Histoire de préciser, Stefano pouvait peut-être douter. Et Matthew aussi, d'ailleurs, sur bien des aspects. Mais pour l'instant, il ne pouvait pas douter sur le fait que malgré tout, il trouvait son art assez impressionnant. Il continuerait à les apprécier, à essayer d'analyser chaque détail, à faire ses grands commentaires dessus - toujour positifs, bien sûr - et à féliciter l'artiste pour oser faire ça.
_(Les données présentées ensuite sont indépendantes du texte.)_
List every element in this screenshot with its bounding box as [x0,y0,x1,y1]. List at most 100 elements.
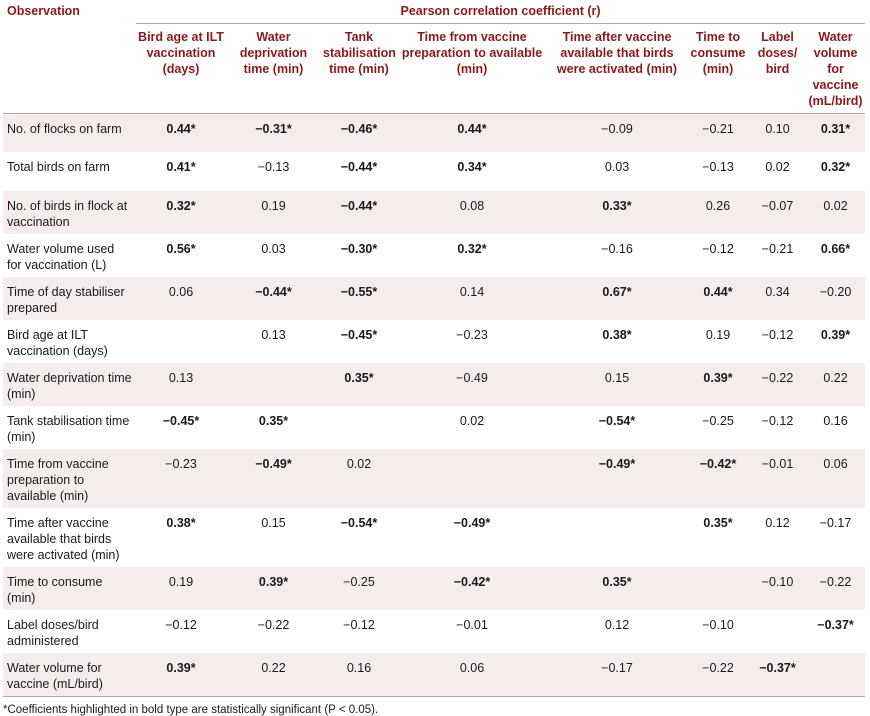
column-header: Time to consume (min) [687,23,749,114]
table-cell: 0.16 [806,406,866,449]
table-cell: 0.08 [397,191,547,234]
table-row: Time to consume (min) 0.19 0.39* −0.25 −0.42… [3,567,866,610]
table-cell: 0.02 [397,406,547,449]
table-cell: 0.13 [226,320,321,363]
table-cell: 0.34 [749,277,806,320]
table-row: Time of day stabiliser prepared 0.06 −0.44… [3,277,866,320]
table-row: Tank stabilisation time (min) −0.45* 0.35*… [3,406,866,449]
row-label: Label doses/bird administered [3,610,136,653]
table-cell [397,449,547,508]
table-cell: −0.21 [749,234,806,277]
table-cell: 0.41* [136,152,226,191]
table-cell: 0.16 [321,653,397,697]
table-body: No. of flocks on farm 0.44* −0.31* −0.46* 0.… [3,113,866,697]
table-cell: 0.15 [547,363,687,406]
table-cell: 0.66* [806,234,866,277]
table-cell: −0.23 [397,320,547,363]
row-label: Bird age at ILT vaccination (days) [3,320,136,363]
table-cell: −0.37* [749,653,806,697]
table-cell: 0.39* [687,363,749,406]
footnote: *Coefficients highlighted in bold type a… [3,704,379,716]
table-cell: 0.06 [136,277,226,320]
table-cell: 0.06 [806,449,866,508]
table-cell: −0.22 [806,567,866,610]
table-cell: 0.35* [321,363,397,406]
row-label: No. of flocks on farm [3,113,136,152]
table-cell: −0.44* [321,191,397,234]
column-header: Bird age at ILT vaccination (days) [136,23,226,114]
table-cell: 0.34* [397,152,547,191]
table-cell: 0.44* [687,277,749,320]
table-cell: −0.13 [687,152,749,191]
table-cell [806,653,866,697]
table-cell: −0.31* [226,113,321,152]
table-row: Bird age at ILT vaccination (days) 0.13 −0… [3,320,866,363]
table-cell: 0.13 [136,363,226,406]
row-label: Water deprivation time (min) [3,363,136,406]
table-cell: −0.22 [749,363,806,406]
row-label: Total birds on farm [3,152,136,191]
table-cell: 0.67* [547,277,687,320]
table-cell: −0.12 [321,610,397,653]
table-cell: 0.12 [547,610,687,653]
table-cell: −0.25 [687,406,749,449]
table-cell: 0.35* [547,567,687,610]
table-cell: −0.44* [226,277,321,320]
table-row: Water deprivation time (min) 0.13 0.35* −0.… [3,363,866,406]
table-cell: −0.46* [321,113,397,152]
table-cell: 0.39* [136,653,226,697]
table-cell: 0.39* [226,567,321,610]
table-cell: −0.42* [397,567,547,610]
table-cell: 0.56* [136,234,226,277]
table-cell: 0.32* [136,191,226,234]
table-cell: −0.12 [136,610,226,653]
table-cell: 0.35* [226,406,321,449]
table-cell: −0.49* [226,449,321,508]
table-cell: 0.32* [397,234,547,277]
table-cell: −0.13 [226,152,321,191]
table-cell: 0.26 [687,191,749,234]
table-cell: −0.54* [547,406,687,449]
table-cell: 0.44* [136,113,226,152]
table-cell: 0.14 [397,277,547,320]
observation-header: Observation [7,4,80,18]
row-label: Water volume used for vaccination (L) [3,234,136,277]
table-cell: −0.49* [397,508,547,567]
table-cell: −0.10 [749,567,806,610]
column-header: Label doses/ bird [749,23,806,114]
table-row: Water volume for vaccine (mL/bird) 0.39* 0… [3,653,866,697]
table-cell: −0.23 [136,449,226,508]
table-cell: 0.19 [136,567,226,610]
table-cell: −0.22 [226,610,321,653]
table-cell: −0.07 [749,191,806,234]
row-label: Time from vaccine preparation to availab… [3,449,136,508]
table-cell: −0.55* [321,277,397,320]
row-label: Tank stabilisation time (min) [3,406,136,449]
table-cell: 0.12 [749,508,806,567]
table-cell: −0.45* [321,320,397,363]
row-label: No. of birds in flock at vaccination [3,191,136,234]
table-cell: 0.03 [226,234,321,277]
table-cell [226,363,321,406]
table-cell: 0.44* [397,113,547,152]
table-cell: −0.30* [321,234,397,277]
observation-header-spacer [3,23,136,114]
table-cell: 0.38* [136,508,226,567]
table-row: No. of birds in flock at vaccination 0.32… [3,191,866,234]
pearson-group-header: Pearson correlation coefficient (r) [136,0,866,24]
table-cell: −0.49 [397,363,547,406]
table-cell: 0.22 [226,653,321,697]
table-cell: −0.10 [687,610,749,653]
table-cell [687,567,749,610]
table-cell: −0.54* [321,508,397,567]
table-row: Time from vaccine preparation to availab… [3,449,866,508]
table-cell: −0.12 [687,234,749,277]
table-cell: 0.02 [321,449,397,508]
table-cell: −0.22 [687,653,749,697]
table-cell: −0.37* [806,610,866,653]
table-cell [749,610,806,653]
column-header: Time after vaccine available that birds … [547,23,687,114]
table-cell: 0.39* [806,320,866,363]
table-row: Total birds on farm 0.41* −0.13 −0.44* 0.34*… [3,152,866,191]
table-cell: −0.17 [547,653,687,697]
D'un côté, quand il y pensait d'un point de vue plus "extérieur", il se disait qu'il en faisait peut-être un peu trop, qu'il exagérait.

Son avis ne pouvait pas être neutre, bien sûr, puisqu'il était la personne la plus proche de Stefano, celui qui le connaissait le mieux. Et ses propres sentiments altéraient aussi sûrement son jugement. Il le voyait comme la personne la plus incroyable de cette ville, quand il ne faisait plus attention à ce qu'il pensait. Et ça, il essayait tant bien que mal de se persuader que ce n'était quand même pas parce qu'il l'appréciait plus que ça. Ce n'était pas ça, non, il espérait.

Et quand il le regardait, il se disait de toute façon que ce ne serait jamais réciproque.